Iowa State offered a scholarship midway through the season with South Dakota making a hard push as well, but Prodzinski knew that wasn’t the right fit for him.
“I always felt like my place was D-II,” he said.
Prodzinski had a slew of D-II offers to pick from, as Sioux Falls, Northern State, MSU-Mankato and Southwest Minnesota State all presented offers a year after Winona State did the same. In the end, the chance to play for a powerhouse like MSU-Mankato — which played in the NCAA Division II championship game last season — was what sold him. After receiving the offer in late January, Prodzinski committed a week later.
“I knew Mankato was the place, because the coaches were great,” Prodzinski said. “And I loved the school. The campus was a nice walking distance, it wasn’t large like Minnesota. Such a great program — which I just love, because I really wanted to be on a winning team.”

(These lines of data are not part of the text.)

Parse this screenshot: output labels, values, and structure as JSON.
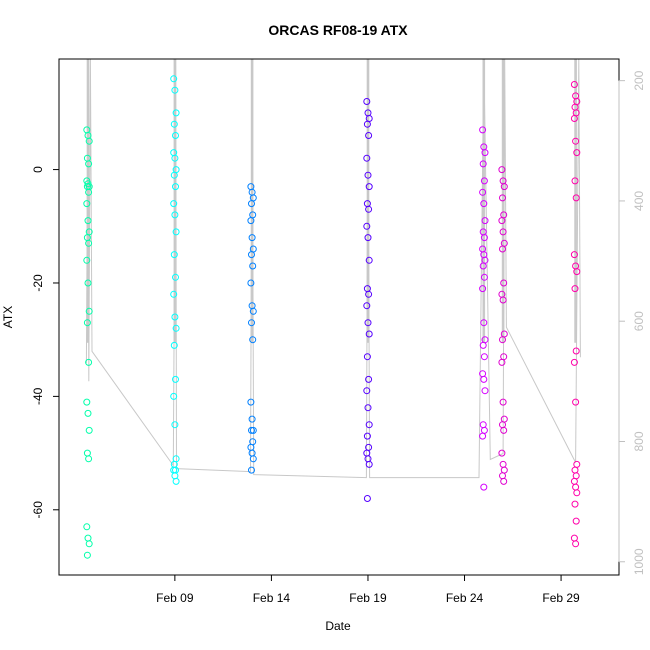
{
  "chart_data": {
    "type": "scatter",
    "title": "ORCAS RF08-19 ATX",
    "xlabel": "Date",
    "ylabel": "ATX",
    "xlim": [
      "2016-02-03",
      "2016-03-03"
    ],
    "ylim": [
      -71.5,
      19.5
    ],
    "x_ticks": [
      {
        "date": "2016-02-09",
        "label": "Feb 09"
      },
      {
        "date": "2016-02-14",
        "label": "Feb 14"
      },
      {
        "date": "2016-02-19",
        "label": "Feb 19"
      },
      {
        "date": "2016-02-24",
        "label": "Feb 24"
      },
      {
        "date": "2016-02-29",
        "label": "Feb 29"
      }
    ],
    "y_ticks": [
      0,
      -20,
      -40,
      -60
    ],
    "right_axis": {
      "label": "",
      "reversed": true,
      "ylim": [
        1022,
        164
      ],
      "ticks": [
        200,
        400,
        600,
        800,
        1000
      ],
      "color": "#c0c0c0"
    },
    "grid": false,
    "legend": "none",
    "pressure_trace": {
      "color": "#c8c8c8",
      "points": [
        [
          "2016-02-04T10:00",
          670
        ],
        [
          "2016-02-04T12:00",
          164
        ],
        [
          "2016-02-04T13:00",
          700
        ],
        [
          "2016-02-04T15:00",
          164
        ],
        [
          "2016-02-04T17:00",
          650
        ],
        [
          "2016-02-08T22:00",
          840
        ],
        [
          "2016-02-09T01:00",
          164
        ],
        [
          "2016-02-09T02:00",
          845
        ],
        [
          "2016-02-12T22:00",
          850
        ],
        [
          "2016-02-13T00:00",
          164
        ],
        [
          "2016-02-13T02:00",
          855
        ],
        [
          "2016-02-18T22:00",
          860
        ],
        [
          "2016-02-19T00:00",
          164
        ],
        [
          "2016-02-19T02:00",
          860
        ],
        [
          "2016-02-24T18:00",
          860
        ],
        [
          "2016-02-25T00:00",
          164
        ],
        [
          "2016-02-25T08:00",
          830
        ],
        [
          "2016-02-26T00:00",
          820
        ],
        [
          "2016-02-26T02:00",
          164
        ],
        [
          "2016-02-26T04:00",
          610
        ],
        [
          "2016-02-29T18:00",
          835
        ],
        [
          "2016-02-29T22:00",
          164
        ],
        [
          "2016-03-01T00:00",
          660
        ]
      ]
    },
    "series": [
      {
        "color": "#00ffaa",
        "x": "2016-02-04T12:00",
        "values": [
          7,
          6,
          5,
          2,
          1,
          -2,
          -2.5,
          -3,
          -3,
          -4,
          -6,
          -9,
          -11,
          -12,
          -13,
          -16,
          -20,
          -25,
          -27,
          -34,
          -41,
          -43,
          -46,
          -50,
          -51,
          -63,
          -65,
          -66,
          -68
        ]
      },
      {
        "color": "#00ffff",
        "x": "2016-02-09T00:00",
        "values": [
          16,
          14,
          10,
          8,
          6,
          3,
          2,
          0,
          -1,
          -3,
          -6,
          -8,
          -11,
          -15,
          -19,
          -22,
          -26,
          -28,
          -31,
          -37,
          -40,
          -45,
          -51,
          -52,
          -53,
          -53,
          -54,
          -55
        ]
      },
      {
        "color": "#0080ff",
        "x": "2016-02-13T00:00",
        "values": [
          -3,
          -4,
          -5,
          -6,
          -8,
          -9,
          -12,
          -14,
          -15,
          -17,
          -20,
          -24,
          -25,
          -27,
          -30,
          -41,
          -44,
          -46,
          -46,
          -48,
          -49,
          -50,
          -51,
          -53
        ]
      },
      {
        "color": "#5500ff",
        "x": "2016-02-19T00:00",
        "values": [
          12,
          10,
          9,
          8,
          6,
          2,
          -1,
          -3,
          -6,
          -7,
          -10,
          -12,
          -16,
          -21,
          -22,
          -24,
          -27,
          -29,
          -33,
          -37,
          -39,
          -42,
          -45,
          -47,
          -49,
          -50,
          -51,
          -52,
          -58
        ]
      },
      {
        "color": "#d500ff",
        "x": "2016-02-25T00:00",
        "values": [
          7,
          4,
          3,
          1,
          -2,
          -4,
          -6,
          -9,
          -11,
          -12,
          -14,
          -15,
          -16,
          -17,
          -19,
          -21,
          -27,
          -30,
          -31,
          -33,
          -36,
          -37,
          -39,
          -45,
          -46,
          -47,
          -56
        ]
      },
      {
        "color": "#e000d0",
        "x": "2016-02-26T00:00",
        "values": [
          0,
          -2,
          -3,
          -5,
          -8,
          -9,
          -11,
          -13,
          -14,
          -20,
          -22,
          -23,
          -29,
          -30,
          -33,
          -34,
          -41,
          -44,
          -45,
          -46,
          -50,
          -52,
          -53,
          -54,
          -55
        ]
      },
      {
        "color": "#ff00aa",
        "x": "2016-02-29T18:00",
        "values": [
          15,
          13,
          12,
          11,
          10,
          9,
          5,
          3,
          -2,
          -5,
          -15,
          -17,
          -18,
          -21,
          -32,
          -34,
          -41,
          -52,
          -53,
          -54,
          -55,
          -56,
          -57,
          -59,
          -62,
          -65,
          -66
        ]
      }
    ]
  }
}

Of course, Prodzinski was on plenty of winning teams during his four years that resulted in four straight state trips, a 42-5 record and with seven of their 15-member senior class playing college football after graduation. Although, it didn’t end like any of them wanted to, Prodzinski knows what they accomplished together was special.
“We put our hearts into our program,” Prodzinski said. “It was just a great thing for all of us. It just proves that we worked really hard and good things will happen.
“It’s just cool, because we all set out to play college football and accomplished that.”